Una vez que quedaron ocultos dijo en voz alta y clara:

—Ambos estáis ahora cubiertos en el cielo. Que el fértil semental, el dador de la simiente, la ponga en su sitio.

Me llevó un momento comprender lo que ocurría. Después de los ritos de Ishtar en Babilonia, creía que ya nada podía asombrarme o escandalizarme. Pero esto lo consiguió. Esperaban que la vieja reina, debajo de la sábana, introdujera en su cuerpo la verga del caballo muerto.

El diálogo ritual era oscuro y obsceno. Se inició con un grito de la reina, capaz de helar la sangre.

—¡Oh, madre, madre, madre! ¡Nadie me toma! El pobre animal duerme. Soy una bella y maravillosa criatura, vestida con las hojas y cortezas del árbol pampila.

El gran sacerdote exclamó:

—Incitaré al procreador. También tú debes incitarlo.

La vieja reina se dirigió al caballo muerto:

—Ven, deposita tu simiente en lo más hondo del vientre de la que ha abierto los muslos para ti. ¡Oh, símbolo de la virilidad, pon en movimiento el miembro que para las mujeres es el hacedor de la vida, que entra y sale de ellas velozmente en la oscuridad, el amante secreto!
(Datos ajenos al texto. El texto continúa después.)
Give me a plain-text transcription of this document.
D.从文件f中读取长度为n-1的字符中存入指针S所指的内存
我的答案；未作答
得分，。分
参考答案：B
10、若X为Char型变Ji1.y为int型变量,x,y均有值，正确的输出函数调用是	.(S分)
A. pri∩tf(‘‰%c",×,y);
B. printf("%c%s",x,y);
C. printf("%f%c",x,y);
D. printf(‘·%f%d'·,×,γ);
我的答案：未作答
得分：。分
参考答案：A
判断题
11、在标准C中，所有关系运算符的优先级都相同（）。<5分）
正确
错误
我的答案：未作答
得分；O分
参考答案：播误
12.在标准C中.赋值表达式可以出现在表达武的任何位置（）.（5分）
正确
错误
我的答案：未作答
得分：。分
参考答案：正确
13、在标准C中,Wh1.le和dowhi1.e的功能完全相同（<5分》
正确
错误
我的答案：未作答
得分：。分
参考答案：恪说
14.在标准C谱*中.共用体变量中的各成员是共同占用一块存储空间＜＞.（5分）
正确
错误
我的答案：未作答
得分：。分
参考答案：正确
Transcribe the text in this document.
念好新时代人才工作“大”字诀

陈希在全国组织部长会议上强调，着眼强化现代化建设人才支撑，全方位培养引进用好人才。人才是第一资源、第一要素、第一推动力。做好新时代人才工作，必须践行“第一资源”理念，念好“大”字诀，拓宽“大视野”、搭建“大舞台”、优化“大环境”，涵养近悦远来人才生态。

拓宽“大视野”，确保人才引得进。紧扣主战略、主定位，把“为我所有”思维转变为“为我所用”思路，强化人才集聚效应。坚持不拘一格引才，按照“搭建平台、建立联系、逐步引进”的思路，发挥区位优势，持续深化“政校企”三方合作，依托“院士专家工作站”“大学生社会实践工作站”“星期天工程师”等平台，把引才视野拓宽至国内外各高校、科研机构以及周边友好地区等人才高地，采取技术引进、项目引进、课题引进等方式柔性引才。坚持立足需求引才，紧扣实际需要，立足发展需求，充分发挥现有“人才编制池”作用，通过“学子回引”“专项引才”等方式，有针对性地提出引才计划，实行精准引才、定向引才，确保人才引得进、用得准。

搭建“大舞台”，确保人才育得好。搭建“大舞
Hubo gran agitación bajo la sábana.

—¡Oh, madre, madre, madre! ¡Nadie me toma! —aulló la vieja reina.

A esto siguió un obsceno diálogo entre el sumo sacerdote y otra de las esposas del rey. Él señaló el sexo de ella.

—Esa pobre gallinita está agitada y hambrienta —dijo—. Mirad cómo pide comida.

La mujer señaló el sexo del sacerdote.

—Es casi tan largo como tu lengua, y se agita. Calla, sacerdote.

La anciana reina gritaba sin cesar:

—Madre, madre, madre, ¡nadie me toma!

El sacerdote intercambió crípticas obscenidades con cada una de las esposas del rey. Éste no decía una palabra. Finalmente, lo que debía hacerse se hizo. Es posible que la vieja reina haya metido de algún modo en su vagina la verga del caballo. Luego la sábana fue retirada. Las esposas del rey cantaron al unísono un himno en honor de un caballo que volaba por el cielo. Les trajeron lebrillos, lavaron ritualmente sus caras y sus manos, y cantaron un himno al agua. Luego, todos los animales, aves y peces fueron sacrificados, y se encendieron las hogueras.

La vieja reina se sentó en una silla junto al caballo muerto y contempló cómo cuatro brahmanes lo descuartizaban con destreza. El sumo sacerdote puso personalmente al fuego los huesos. Cuando la médula empezó a sisear, el rey Bimbisara inhaló el vapor. Así quedaba libre de pecados. Dieciséis sacerdotes acercaron entonces al fuego cada uno un trozo del animal, y una vez hecho esto, se oyó un gran grito de la multitud. Bimbisara era monarca universal.

He oído hablar de toda clase de cultos a la fertilidad en las regiones salvajes de Lidia y de Tracia, pero el sacrificio del caballo es el más extraño y, según los brahmanes, el más antiguo. Se cree que la ceremonia nació como un medio para asegurar la fertilidad del rey y de sus esposas. Pero nadie lo sabrá nunca con certeza, porque ninguna persona viviente comprende totalmente los himnos que los brahmanes guardan en la memoria y cantan desde hace dos mil años. Sé que la contemplación de esta ceremonia es terrible. Fue como si todos nosotros hubiésemos retornado instantáneamente a un tiempo anterior al tiempo.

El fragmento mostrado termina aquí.